Coinbase Co-founder and CEO Brian Armstrong has said that “informal pressure” from the banking sector regulator led to the halting of his company’s trading services in India just within three days of its launch. Speaking at the Q1 2022 earnings call with top Coinbase executives and financial sector analysts on May 10, Armstrong asserted that the company will re-launch in the Indian market soon.
“So a few days after launching, we ended up disabling UPI because of some informal pressure from the Reserve Bank of India, which is kind of the Treasury equivalent there,” he explained, blaming for the company’s failure to continue with the business on the central bank – the Reserve Bank of India.
Coinbase India Launch
Coinbase had launched trading services in the Indian market on April 7 in the presence of Armstrong who had been camping in India for more than a week for the big occasion.

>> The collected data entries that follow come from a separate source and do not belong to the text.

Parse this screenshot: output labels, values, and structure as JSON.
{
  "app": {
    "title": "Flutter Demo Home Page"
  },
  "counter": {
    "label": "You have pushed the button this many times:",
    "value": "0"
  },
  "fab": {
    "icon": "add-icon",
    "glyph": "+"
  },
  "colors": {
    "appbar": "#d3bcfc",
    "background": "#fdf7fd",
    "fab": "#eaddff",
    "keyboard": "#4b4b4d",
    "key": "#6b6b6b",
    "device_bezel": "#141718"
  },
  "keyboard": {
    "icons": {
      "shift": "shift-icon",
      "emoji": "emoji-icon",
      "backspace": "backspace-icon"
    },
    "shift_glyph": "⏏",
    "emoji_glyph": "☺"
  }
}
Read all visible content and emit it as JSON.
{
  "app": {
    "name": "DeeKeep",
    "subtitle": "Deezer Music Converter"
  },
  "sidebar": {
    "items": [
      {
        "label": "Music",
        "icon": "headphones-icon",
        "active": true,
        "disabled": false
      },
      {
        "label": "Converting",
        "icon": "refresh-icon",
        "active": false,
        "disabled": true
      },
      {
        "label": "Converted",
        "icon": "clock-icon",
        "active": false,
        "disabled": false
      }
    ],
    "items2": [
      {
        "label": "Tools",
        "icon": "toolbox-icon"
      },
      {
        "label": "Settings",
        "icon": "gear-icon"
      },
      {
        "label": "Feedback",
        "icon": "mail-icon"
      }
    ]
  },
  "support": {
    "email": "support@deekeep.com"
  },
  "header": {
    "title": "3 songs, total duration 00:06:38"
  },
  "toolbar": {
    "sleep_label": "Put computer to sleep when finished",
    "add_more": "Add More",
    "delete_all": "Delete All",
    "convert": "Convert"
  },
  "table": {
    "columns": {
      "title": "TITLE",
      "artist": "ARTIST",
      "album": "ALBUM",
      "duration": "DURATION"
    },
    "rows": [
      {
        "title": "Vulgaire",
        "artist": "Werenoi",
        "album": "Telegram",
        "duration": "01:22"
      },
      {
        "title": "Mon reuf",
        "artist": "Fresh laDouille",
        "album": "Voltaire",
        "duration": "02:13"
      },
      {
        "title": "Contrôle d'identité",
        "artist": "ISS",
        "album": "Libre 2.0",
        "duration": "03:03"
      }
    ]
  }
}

The Nasdaq-listed trading platform had promised deposit options in Indian rupees through UPI (Unified Payments Interface), an instant retail payments system. But the same day, the National Payments Corporation of India (NPCI), an RBI-controlled agency that manages UPI and other instant retail payment systems said in a statement that it doesn’t provide UPI services to any crypto exchange.

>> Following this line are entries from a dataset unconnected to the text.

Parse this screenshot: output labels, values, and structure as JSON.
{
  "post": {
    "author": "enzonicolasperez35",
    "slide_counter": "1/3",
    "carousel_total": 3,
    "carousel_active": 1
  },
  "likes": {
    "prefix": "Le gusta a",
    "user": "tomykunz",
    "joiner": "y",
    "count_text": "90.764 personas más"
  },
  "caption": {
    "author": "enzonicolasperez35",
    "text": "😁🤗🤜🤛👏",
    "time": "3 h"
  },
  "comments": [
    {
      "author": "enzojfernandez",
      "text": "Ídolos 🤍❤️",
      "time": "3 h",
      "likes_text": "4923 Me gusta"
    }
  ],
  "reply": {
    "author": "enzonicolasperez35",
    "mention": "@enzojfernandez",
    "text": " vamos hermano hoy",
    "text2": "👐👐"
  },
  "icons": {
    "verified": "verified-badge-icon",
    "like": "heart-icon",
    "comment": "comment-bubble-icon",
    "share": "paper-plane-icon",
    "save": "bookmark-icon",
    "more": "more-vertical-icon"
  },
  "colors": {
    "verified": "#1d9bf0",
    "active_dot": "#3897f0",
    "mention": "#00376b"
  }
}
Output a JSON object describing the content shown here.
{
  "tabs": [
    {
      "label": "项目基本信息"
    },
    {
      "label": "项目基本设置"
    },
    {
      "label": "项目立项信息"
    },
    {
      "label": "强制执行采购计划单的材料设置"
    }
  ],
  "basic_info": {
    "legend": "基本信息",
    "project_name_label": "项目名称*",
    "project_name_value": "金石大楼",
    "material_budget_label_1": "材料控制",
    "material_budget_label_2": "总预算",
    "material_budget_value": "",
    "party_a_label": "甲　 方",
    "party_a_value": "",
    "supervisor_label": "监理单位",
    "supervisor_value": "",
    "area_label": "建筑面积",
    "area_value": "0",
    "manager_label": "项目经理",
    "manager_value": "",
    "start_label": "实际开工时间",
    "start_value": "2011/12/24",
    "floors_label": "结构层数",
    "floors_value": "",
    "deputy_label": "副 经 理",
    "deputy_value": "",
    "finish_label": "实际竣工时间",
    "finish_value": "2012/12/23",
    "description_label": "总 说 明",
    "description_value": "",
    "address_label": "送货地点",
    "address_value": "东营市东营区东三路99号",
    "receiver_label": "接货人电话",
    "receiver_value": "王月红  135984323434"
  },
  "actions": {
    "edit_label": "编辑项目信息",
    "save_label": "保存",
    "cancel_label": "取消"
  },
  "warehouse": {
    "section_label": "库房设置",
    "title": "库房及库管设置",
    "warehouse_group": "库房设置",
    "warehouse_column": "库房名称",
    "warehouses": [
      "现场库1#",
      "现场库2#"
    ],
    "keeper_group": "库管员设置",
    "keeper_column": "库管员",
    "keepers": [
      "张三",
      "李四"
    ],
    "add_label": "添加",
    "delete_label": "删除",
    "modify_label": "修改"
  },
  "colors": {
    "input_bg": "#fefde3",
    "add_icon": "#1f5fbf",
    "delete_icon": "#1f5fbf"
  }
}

Although Coinbase executives reached out to the NPCI and promised compliance with all existing regulations, the NPCI did not change its stance.
Violation of Supreme Court Ruling
“And India is a unique market, in the sense that the Supreme Court has ruled that they can’t ban crypto, but there are elements in the government there, including at Reserve Bank of India, who don’t seem to be as positive on it… I guess we have a concern that they may be actually in violation of the Supreme Court ruling, which would be interesting to find out if it were to go there,” Armstrong told the conference call, suggesting that the central bank was not following a clear direction from the supreme court that banking services can’t be denied to a lawful business entity.
 
 
Speaking further on the matter he said, “And so they — in the press, it’s been called a “shadow ban.” They’re applying soft pressure behind the scenes to try to disable some of these payments, which might be going through UPI.”
Re-Launch on the Cards
Spelling out the plans of the company for the Indian market, Armstrong said that he would like to work with the regulators and re-launch the trading services in the Indian market, maybe with other payment methods.

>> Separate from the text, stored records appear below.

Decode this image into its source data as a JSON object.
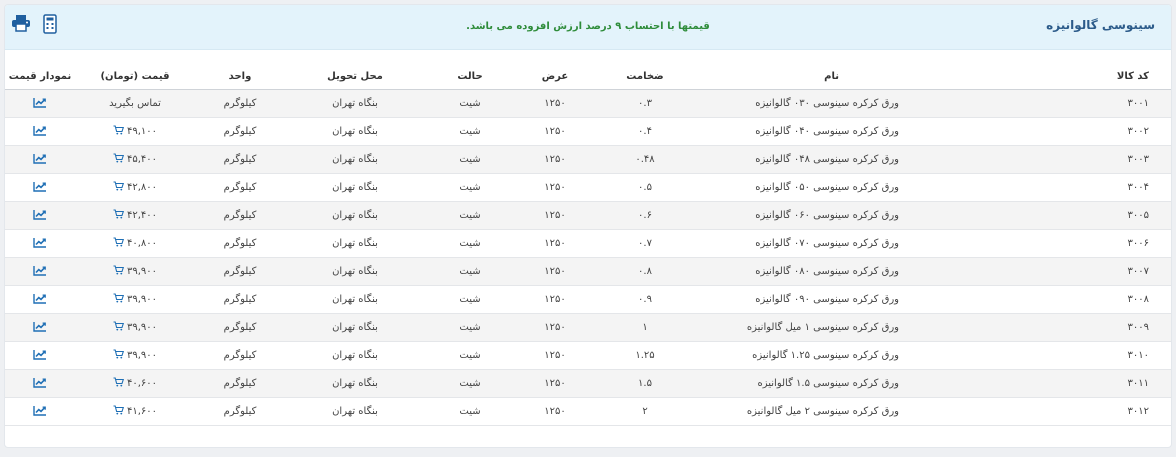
{
  "header": {
    "title": "سینوسی گالوانیزه",
    "note": "قیمتها با احتساب ۹ درصد ارزش افزوده می باشد.",
    "print_icon": "printer-icon",
    "calc_icon": "calculator-icon"
  },
  "colors": {
    "header_bg": "#e3f3fb",
    "title": "#2c5b8a",
    "note": "#2e8c3a",
    "link": "#1f6fb5"
  },
  "table": {
    "columns": [
      "کد کالا",
      "نام",
      "ضخامت",
      "عرض",
      "حالت",
      "محل تحویل",
      "واحد",
      "قیمت (تومان)",
      "نمودار قیمت"
    ],
    "rows": [
      {
        "code": "۳۰۰۱",
        "name": "ورق کرکره سینوسی ۰۳۰ گالوانیزه",
        "thickness": "۰.۳",
        "width": "۱۲۵۰",
        "state": "شیت",
        "delivery": "بنگاه تهران",
        "unit": "کیلوگرم",
        "price": "تماس بگیرید",
        "cart": false
      },
      {
        "code": "۳۰۰۲",
        "name": "ورق کرکره سینوسی ۰۴۰ گالوانیزه",
        "thickness": "۰.۴",
        "width": "۱۲۵۰",
        "state": "شیت",
        "delivery": "بنگاه تهران",
        "unit": "کیلوگرم",
        "price": "۴۹,۱۰۰",
        "cart": true
      },
      {
        "code": "۳۰۰۳",
        "name": "ورق کرکره سینوسی ۰۴۸ گالوانیزه",
        "thickness": "۰.۴۸",
        "width": "۱۲۵۰",
        "state": "شیت",
        "delivery": "بنگاه تهران",
        "unit": "کیلوگرم",
        "price": "۴۵,۴۰۰",
        "cart": true
      },
      {
        "code": "۳۰۰۴",
        "name": "ورق کرکره سینوسی ۰۵۰ گالوانیزه",
        "thickness": "۰.۵",
        "width": "۱۲۵۰",
        "state": "شیت",
        "delivery": "بنگاه تهران",
        "unit": "کیلوگرم",
        "price": "۴۲,۸۰۰",
        "cart": true
      },
      {
        "code": "۳۰۰۵",
        "name": "ورق کرکره سینوسی ۰۶۰ گالوانیزه",
        "thickness": "۰.۶",
        "width": "۱۲۵۰",
        "state": "شیت",
        "delivery": "بنگاه تهران",
        "unit": "کیلوگرم",
        "price": "۴۲,۴۰۰",
        "cart": true
      },
      {
        "code": "۳۰۰۶",
        "name": "ورق کرکره سینوسی ۰۷۰ گالوانیزه",
        "thickness": "۰.۷",
        "width": "۱۲۵۰",
        "state": "شیت",
        "delivery": "بنگاه تهران",
        "unit": "کیلوگرم",
        "price": "۴۰,۸۰۰",
        "cart": true
      },
      {
        "code": "۳۰۰۷",
        "name": "ورق کرکره سینوسی ۰۸۰ گالوانیزه",
        "thickness": "۰.۸",
        "width": "۱۲۵۰",
        "state": "شیت",
        "delivery": "بنگاه تهران",
        "unit": "کیلوگرم",
        "price": "۳۹,۹۰۰",
        "cart": true
      },
      {
        "code": "۳۰۰۸",
        "name": "ورق کرکره سینوسی ۰۹۰ گالوانیزه",
        "thickness": "۰.۹",
        "width": "۱۲۵۰",
        "state": "شیت",
        "delivery": "بنگاه تهران",
        "unit": "کیلوگرم",
        "price": "۳۹,۹۰۰",
        "cart": true
      },
      {
        "code": "۳۰۰۹",
        "name": "ورق کرکره سینوسی ۱ میل گالوانیزه",
        "thickness": "۱",
        "width": "۱۲۵۰",
        "state": "شیت",
        "delivery": "بنگاه تهران",
        "unit": "کیلوگرم",
        "price": "۳۹,۹۰۰",
        "cart": true
      },
      {
        "code": "۳۰۱۰",
        "name": "ورق کرکره سینوسی ۱.۲۵ گالوانیزه",
        "thickness": "۱.۲۵",
        "width": "۱۲۵۰",
        "state": "شیت",
        "delivery": "بنگاه تهران",
        "unit": "کیلوگرم",
        "price": "۳۹,۹۰۰",
        "cart": true
      },
      {
        "code": "۳۰۱۱",
        "name": "ورق کرکره سینوسی ۱.۵ گالوانیزه",
        "thickness": "۱.۵",
        "width": "۱۲۵۰",
        "state": "شیت",
        "delivery": "بنگاه تهران",
        "unit": "کیلوگرم",
        "price": "۴۰,۶۰۰",
        "cart": true
      },
      {
        "code": "۳۰۱۲",
        "name": "ورق کرکره سینوسی ۲ میل گالوانیزه",
        "thickness": "۲",
        "width": "۱۲۵۰",
        "state": "شیت",
        "delivery": "بنگاه تهران",
        "unit": "کیلوگرم",
        "price": "۴۱,۶۰۰",
        "cart": true
      }
    ]
  }
}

“Now the press is talking about it in India. Now there are meetings happening that are going to talk about how we get to the next step. So that’s generally our approach with international expansion,” he said.
Ahead of the launch of Coinbase’s trading services, Armstrong had said in a corporate blog that the company would hire 1000 staff in India in 2022. It already has a technical hub with about 300 staff in India.